Moment indescriptible ! Écrasement vertigineux, puisque pour changer en cendres toute une région verdoyante, pour abîmer dans les flammes tous les navires mouillés en rade, pour coucher dans la mort plus de trente cinq mille victimes humaines, quinze minutes ont suffi !!!

Ô chère Martinique, la matinée du 8 mai 1902 restera à jamais ineffaçable dans les annales de tes infortunes !

On dit même que la montagne homicide, comme si elle avait eu honte de sa foudroyante victoire, s’est affaissée sur ses bases, et a perdu les deux tiers de sa fière altitude !

La plume Nous tombe des mains, N. T. C. F., et Nous Nous demandons si Nous ne devons pas la briser, après un tel récit.
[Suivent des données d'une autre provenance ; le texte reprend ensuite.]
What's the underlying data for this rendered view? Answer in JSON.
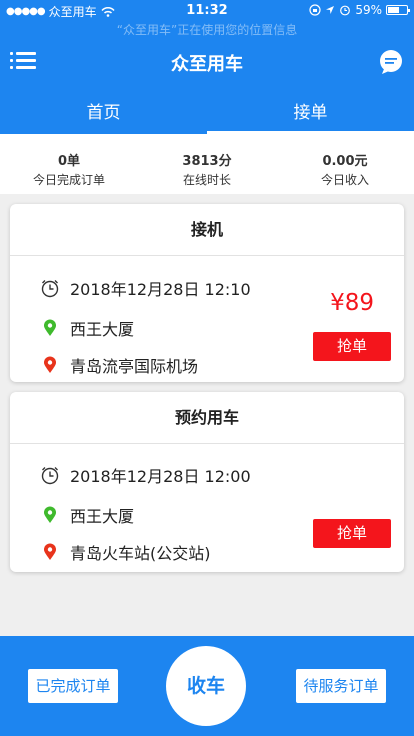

Ah ! il nous faudrait un autre Jérémie, pour dépeindre ce désastre sans précédent qui ne peut se comparer qu’à la ruine de Sodome, sans qu’il ait eu pourtant les mêmes causes déterminantes ; il nous faudrait le chantre inspiré du malheur pour nous dire comme autrefois : « J’ai vu les montagnes, et elles tremblaient ; j’ai vu les collines, et elles étaient toutes ébranlées ; j’ai jeté les yeux autour de moi, et je n’ai point trouvé d’hommes, et tous les oiseaux même du ciel s’étaient retirés ; j’ai vu les campagnes les plus fertiles devenues un désert, et toutes les villes détruites devant la face du Seigneur. » « Comment cette ville si pleine de peuple est elle maintenant solitaire et désolée ? » — « Ô vous tous qui passez sur le chemin, arrêtez-vous, et voyez s’il est une affliction semblable à la mienne ! » — « Souvenez-vous, Seigneur de ce qui nous est arrivé. » — « Nous avons acheté l’eau à prix d’argent. » — « Nous avons cherché du pain jusque chez l’étranger, et notre peau s’est brûlée au contact du feu. »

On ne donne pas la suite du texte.